Carrier Context:
Unique Projects


  Environmental Controls :
  Ensuring A Brilliant Future

Since there are better things to look at within the chapel, the 92 sensors (40 of them for redundancy's sake) that continually monitor air temperature, dewpoint and wall and ceiling surface temperatures are virtually invisible. The 26 kilometers of control wiring connecting the sensors to the system's computer-based controls also are hard to detect.

Two computer terminals, one sitting on a table in the Vatican's power station a five-minute walk away and the other residing with the Vatican's restoration scientists, merely allow humans to "talk" to the system and get information from it. The actual orchestration of the air conditioning system's separate elements, based on information being received from the sensors, is handled by microprocessor-based electronic controls distributed throughout the system.

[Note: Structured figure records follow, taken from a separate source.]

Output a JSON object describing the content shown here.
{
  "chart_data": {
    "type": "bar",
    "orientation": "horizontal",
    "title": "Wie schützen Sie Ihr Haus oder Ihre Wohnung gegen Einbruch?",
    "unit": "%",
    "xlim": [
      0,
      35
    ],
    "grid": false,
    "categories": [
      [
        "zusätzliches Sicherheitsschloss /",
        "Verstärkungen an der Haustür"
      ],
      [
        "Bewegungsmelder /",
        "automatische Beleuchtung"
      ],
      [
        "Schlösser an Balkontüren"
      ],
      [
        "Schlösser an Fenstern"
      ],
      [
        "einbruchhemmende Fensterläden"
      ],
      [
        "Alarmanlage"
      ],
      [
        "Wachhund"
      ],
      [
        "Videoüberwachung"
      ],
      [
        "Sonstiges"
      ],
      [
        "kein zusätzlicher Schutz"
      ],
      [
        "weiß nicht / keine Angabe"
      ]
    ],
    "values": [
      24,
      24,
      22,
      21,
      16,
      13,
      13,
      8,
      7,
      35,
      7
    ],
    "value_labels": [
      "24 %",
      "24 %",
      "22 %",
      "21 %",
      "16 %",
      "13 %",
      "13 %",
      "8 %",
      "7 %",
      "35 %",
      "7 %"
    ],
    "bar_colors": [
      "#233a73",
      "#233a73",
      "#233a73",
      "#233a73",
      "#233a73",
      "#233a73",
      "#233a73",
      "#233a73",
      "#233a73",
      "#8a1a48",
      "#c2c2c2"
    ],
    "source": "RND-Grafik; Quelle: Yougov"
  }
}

If sensors in the chapel indicate the humidity is rising during a tourist-filled Roman summer day, the electronic control for the air handling unit determines that moisture must be removed from the air by cooling it, since cooler air carries less moisture.

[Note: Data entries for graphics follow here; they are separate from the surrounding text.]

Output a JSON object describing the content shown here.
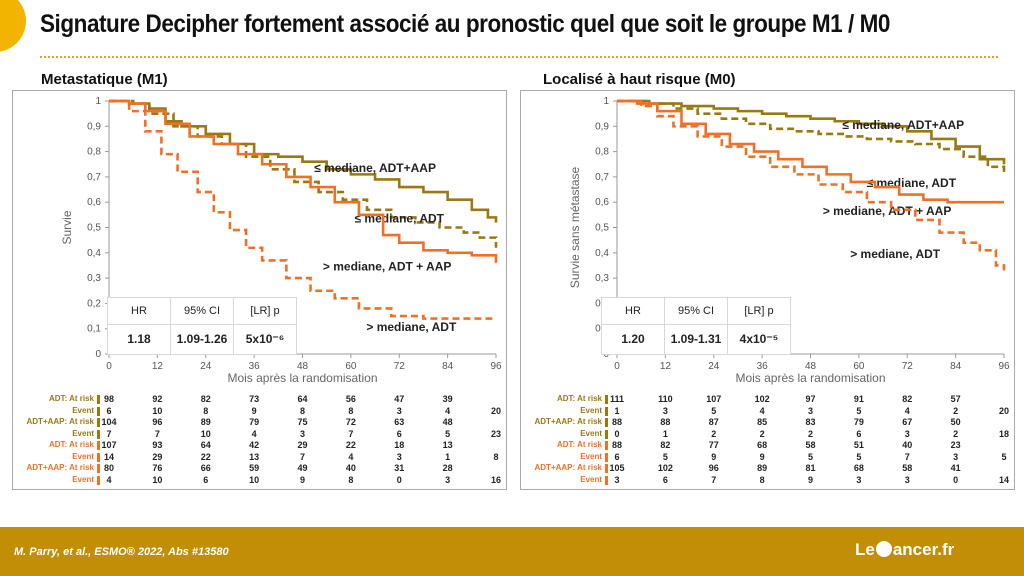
{
  "title": "Signature Decipher fortement associé au pronostic quel que soit le groupe M1 / M0",
  "footer": {
    "citation": "M. Parry, et al.,  ESMO® 2022, Abs #13580",
    "logo": "Le Cancer.fr"
  },
  "colors": {
    "olive": "#9a7a10",
    "orange": "#f07028",
    "gold_accent": "#f2b400",
    "footer": "#c28e06"
  },
  "panels": [
    {
      "title": "Metastatique (M1)",
      "hr_table": {
        "headers": [
          "HR",
          "95% CI",
          "[LR] p"
        ],
        "values": [
          "1.18",
          "1.09-1.26",
          "5x10⁻⁶"
        ]
      },
      "risk_table": [
        {
          "label": "ADT: At risk",
          "values": [
            "98",
            "92",
            "82",
            "73",
            "64",
            "56",
            "47",
            "39",
            ""
          ],
          "color": "olive"
        },
        {
          "label": "Event",
          "values": [
            "6",
            "10",
            "8",
            "9",
            "8",
            "8",
            "3",
            "4",
            "20"
          ],
          "color": "olive"
        },
        {
          "label": "ADT+AAP: At risk",
          "values": [
            "104",
            "96",
            "89",
            "79",
            "75",
            "72",
            "63",
            "48",
            ""
          ],
          "color": "olive"
        },
        {
          "label": "Event",
          "values": [
            "7",
            "7",
            "10",
            "4",
            "3",
            "7",
            "6",
            "5",
            "23"
          ],
          "color": "olive"
        },
        {
          "label": "ADT: At risk",
          "values": [
            "107",
            "93",
            "64",
            "42",
            "29",
            "22",
            "18",
            "13",
            ""
          ],
          "color": "orange"
        },
        {
          "label": "Event",
          "values": [
            "14",
            "29",
            "22",
            "13",
            "7",
            "4",
            "3",
            "1",
            "8"
          ],
          "color": "orange"
        },
        {
          "label": "ADT+AAP: At risk",
          "values": [
            "80",
            "76",
            "66",
            "59",
            "49",
            "40",
            "31",
            "28",
            ""
          ],
          "color": "orange"
        },
        {
          "label": "Event",
          "values": [
            "4",
            "10",
            "6",
            "10",
            "9",
            "8",
            "0",
            "3",
            "16"
          ],
          "color": "orange"
        }
      ]
    },
    {
      "title": "Localisé à haut risque (M0)",
      "hr_table": {
        "headers": [
          "HR",
          "95% CI",
          "[LR] p"
        ],
        "values": [
          "1.20",
          "1.09-1.31",
          "4x10⁻⁵"
        ]
      },
      "risk_table": [
        {
          "label": "ADT: At risk",
          "values": [
            "111",
            "110",
            "107",
            "102",
            "97",
            "91",
            "82",
            "57",
            ""
          ],
          "color": "olive"
        },
        {
          "label": "Event",
          "values": [
            "1",
            "3",
            "5",
            "4",
            "3",
            "5",
            "4",
            "2",
            "20"
          ],
          "color": "olive"
        },
        {
          "label": "ADT+AAP: At risk",
          "values": [
            "88",
            "88",
            "87",
            "85",
            "83",
            "79",
            "67",
            "50",
            ""
          ],
          "color": "olive"
        },
        {
          "label": "Event",
          "values": [
            "0",
            "1",
            "2",
            "2",
            "2",
            "6",
            "3",
            "2",
            "18"
          ],
          "color": "olive"
        },
        {
          "label": "ADT: At risk",
          "values": [
            "88",
            "82",
            "77",
            "68",
            "58",
            "51",
            "40",
            "23",
            ""
          ],
          "color": "orange"
        },
        {
          "label": "Event",
          "values": [
            "6",
            "5",
            "9",
            "9",
            "5",
            "5",
            "7",
            "3",
            "5"
          ],
          "color": "orange"
        },
        {
          "label": "ADT+AAP: At risk",
          "values": [
            "105",
            "102",
            "96",
            "89",
            "81",
            "68",
            "58",
            "41",
            ""
          ],
          "color": "orange"
        },
        {
          "label": "Event",
          "values": [
            "3",
            "6",
            "7",
            "8",
            "9",
            "3",
            "3",
            "0",
            "14"
          ],
          "color": "orange"
        }
      ]
    }
  ],
  "chart_data": [
    {
      "type": "line",
      "title": "Metastatique (M1)",
      "xlabel": "Mois après la randomisation",
      "ylabel": "Survie",
      "xlim": [
        0,
        96
      ],
      "ylim": [
        0,
        1
      ],
      "xticks": [
        0,
        12,
        24,
        36,
        48,
        60,
        72,
        84,
        96
      ],
      "yticks": [
        0,
        0.1,
        0.2,
        0.3,
        0.4,
        0.5,
        0.6,
        0.7,
        0.8,
        0.9,
        1
      ],
      "ytick_labels": [
        "0",
        "0,1",
        "0,2",
        "0,3",
        "0,4",
        "0,5",
        "0,6",
        "0,7",
        "0,8",
        "0,9",
        "1"
      ],
      "series": [
        {
          "name": "≤ mediane, ADT+AAP",
          "color": "olive",
          "dash": false,
          "label_pos": [
            66,
            0.72
          ],
          "points": [
            [
              0,
              1
            ],
            [
              5,
              0.99
            ],
            [
              10,
              0.97
            ],
            [
              14,
              0.92
            ],
            [
              18,
              0.9
            ],
            [
              24,
              0.87
            ],
            [
              30,
              0.83
            ],
            [
              36,
              0.79
            ],
            [
              42,
              0.78
            ],
            [
              48,
              0.76
            ],
            [
              54,
              0.73
            ],
            [
              60,
              0.71
            ],
            [
              66,
              0.69
            ],
            [
              72,
              0.66
            ],
            [
              78,
              0.64
            ],
            [
              84,
              0.61
            ],
            [
              90,
              0.57
            ],
            [
              94,
              0.54
            ],
            [
              96,
              0.52
            ]
          ]
        },
        {
          "name": "≤ mediane, ADT",
          "color": "olive",
          "dash": true,
          "label_pos": [
            72,
            0.52
          ],
          "points": [
            [
              0,
              1
            ],
            [
              6,
              0.99
            ],
            [
              10,
              0.95
            ],
            [
              16,
              0.9
            ],
            [
              22,
              0.86
            ],
            [
              28,
              0.83
            ],
            [
              34,
              0.78
            ],
            [
              40,
              0.73
            ],
            [
              46,
              0.68
            ],
            [
              52,
              0.64
            ],
            [
              58,
              0.61
            ],
            [
              64,
              0.57
            ],
            [
              70,
              0.54
            ],
            [
              76,
              0.52
            ],
            [
              82,
              0.5
            ],
            [
              88,
              0.48
            ],
            [
              92,
              0.46
            ],
            [
              96,
              0.42
            ]
          ]
        },
        {
          "name": "> mediane, ADT + AAP",
          "color": "orange",
          "dash": false,
          "label_pos": [
            69,
            0.33
          ],
          "points": [
            [
              0,
              1
            ],
            [
              5,
              0.99
            ],
            [
              9,
              0.96
            ],
            [
              14,
              0.91
            ],
            [
              20,
              0.86
            ],
            [
              26,
              0.83
            ],
            [
              32,
              0.79
            ],
            [
              38,
              0.75
            ],
            [
              44,
              0.7
            ],
            [
              50,
              0.66
            ],
            [
              56,
              0.6
            ],
            [
              62,
              0.55
            ],
            [
              68,
              0.47
            ],
            [
              72,
              0.44
            ],
            [
              78,
              0.41
            ],
            [
              84,
              0.4
            ],
            [
              90,
              0.39
            ],
            [
              96,
              0.36
            ]
          ]
        },
        {
          "name": "> mediane, ADT",
          "color": "orange",
          "dash": true,
          "label_pos": [
            75,
            0.09
          ],
          "points": [
            [
              0,
              1
            ],
            [
              5,
              0.96
            ],
            [
              9,
              0.88
            ],
            [
              13,
              0.79
            ],
            [
              17,
              0.72
            ],
            [
              22,
              0.64
            ],
            [
              26,
              0.56
            ],
            [
              30,
              0.49
            ],
            [
              34,
              0.42
            ],
            [
              38,
              0.37
            ],
            [
              44,
              0.3
            ],
            [
              50,
              0.25
            ],
            [
              56,
              0.22
            ],
            [
              62,
              0.18
            ],
            [
              70,
              0.15
            ],
            [
              78,
              0.14
            ],
            [
              88,
              0.14
            ],
            [
              96,
              0.14
            ]
          ]
        }
      ]
    },
    {
      "type": "line",
      "title": "Localisé à haut risque (M0)",
      "xlabel": "Mois après la randomisation",
      "ylabel": "Survie sans métastase",
      "xlim": [
        0,
        96
      ],
      "ylim": [
        0,
        1
      ],
      "xticks": [
        0,
        12,
        24,
        36,
        48,
        60,
        72,
        84,
        96
      ],
      "yticks": [
        0,
        0.1,
        0.2,
        0.3,
        0.4,
        0.5,
        0.6,
        0.7,
        0.8,
        0.9,
        1
      ],
      "ytick_labels": [
        "0",
        "0,1",
        "0,2",
        "0,3",
        "0,4",
        "0,5",
        "0,6",
        "0,7",
        "0,8",
        "0,9",
        "1"
      ],
      "series": [
        {
          "name": "≤ mediane, ADT+AAP",
          "color": "olive",
          "dash": false,
          "label_pos": [
            71,
            0.89
          ],
          "points": [
            [
              0,
              1
            ],
            [
              8,
              0.99
            ],
            [
              16,
              0.98
            ],
            [
              24,
              0.97
            ],
            [
              30,
              0.96
            ],
            [
              36,
              0.95
            ],
            [
              42,
              0.94
            ],
            [
              48,
              0.93
            ],
            [
              54,
              0.92
            ],
            [
              60,
              0.91
            ],
            [
              66,
              0.9
            ],
            [
              72,
              0.88
            ],
            [
              78,
              0.85
            ],
            [
              84,
              0.82
            ],
            [
              90,
              0.77
            ],
            [
              96,
              0.75
            ]
          ]
        },
        {
          "name": "≤ mediane, ADT",
          "color": "olive",
          "dash": true,
          "label_pos": [
            73,
            0.66
          ],
          "points": [
            [
              0,
              1
            ],
            [
              8,
              0.99
            ],
            [
              14,
              0.97
            ],
            [
              20,
              0.95
            ],
            [
              26,
              0.93
            ],
            [
              32,
              0.91
            ],
            [
              38,
              0.89
            ],
            [
              44,
              0.88
            ],
            [
              50,
              0.87
            ],
            [
              56,
              0.86
            ],
            [
              62,
              0.85
            ],
            [
              68,
              0.84
            ],
            [
              74,
              0.83
            ],
            [
              80,
              0.81
            ],
            [
              86,
              0.78
            ],
            [
              92,
              0.74
            ],
            [
              96,
              0.72
            ]
          ]
        },
        {
          "name": "> mediane, ADT + AAP",
          "color": "orange",
          "dash": false,
          "label_pos": [
            67,
            0.55
          ],
          "points": [
            [
              0,
              1
            ],
            [
              5,
              0.99
            ],
            [
              10,
              0.96
            ],
            [
              16,
              0.91
            ],
            [
              22,
              0.87
            ],
            [
              28,
              0.83
            ],
            [
              34,
              0.8
            ],
            [
              40,
              0.77
            ],
            [
              46,
              0.74
            ],
            [
              52,
              0.71
            ],
            [
              58,
              0.68
            ],
            [
              64,
              0.66
            ],
            [
              70,
              0.63
            ],
            [
              76,
              0.61
            ],
            [
              82,
              0.6
            ],
            [
              88,
              0.6
            ],
            [
              96,
              0.6
            ]
          ]
        },
        {
          "name": "> mediane, ADT",
          "color": "orange",
          "dash": true,
          "label_pos": [
            69,
            0.38
          ],
          "points": [
            [
              0,
              1
            ],
            [
              6,
              0.98
            ],
            [
              10,
              0.94
            ],
            [
              14,
              0.9
            ],
            [
              20,
              0.86
            ],
            [
              26,
              0.82
            ],
            [
              32,
              0.78
            ],
            [
              38,
              0.74
            ],
            [
              44,
              0.71
            ],
            [
              50,
              0.67
            ],
            [
              56,
              0.64
            ],
            [
              62,
              0.6
            ],
            [
              68,
              0.57
            ],
            [
              74,
              0.53
            ],
            [
              80,
              0.48
            ],
            [
              86,
              0.44
            ],
            [
              90,
              0.41
            ],
            [
              94,
              0.35
            ],
            [
              96,
              0.33
            ]
          ]
        }
      ]
    }
  ]
}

That control signals its counterpart near a Carrier water chiller, located two floors below the chapel, to begin producing cold water. Other controls on the circuit open valves and start pumps that send the water through pipes on the outside of the chapel's south wall to the air-handling unit manufactured by Carrier S.A. in France. Outdoor air pulled into the air handler passes over pipes containing the cold water and is dehumidified. The temperature of the dehumidified air is then readjusted to the proper setting by an independent control circuit.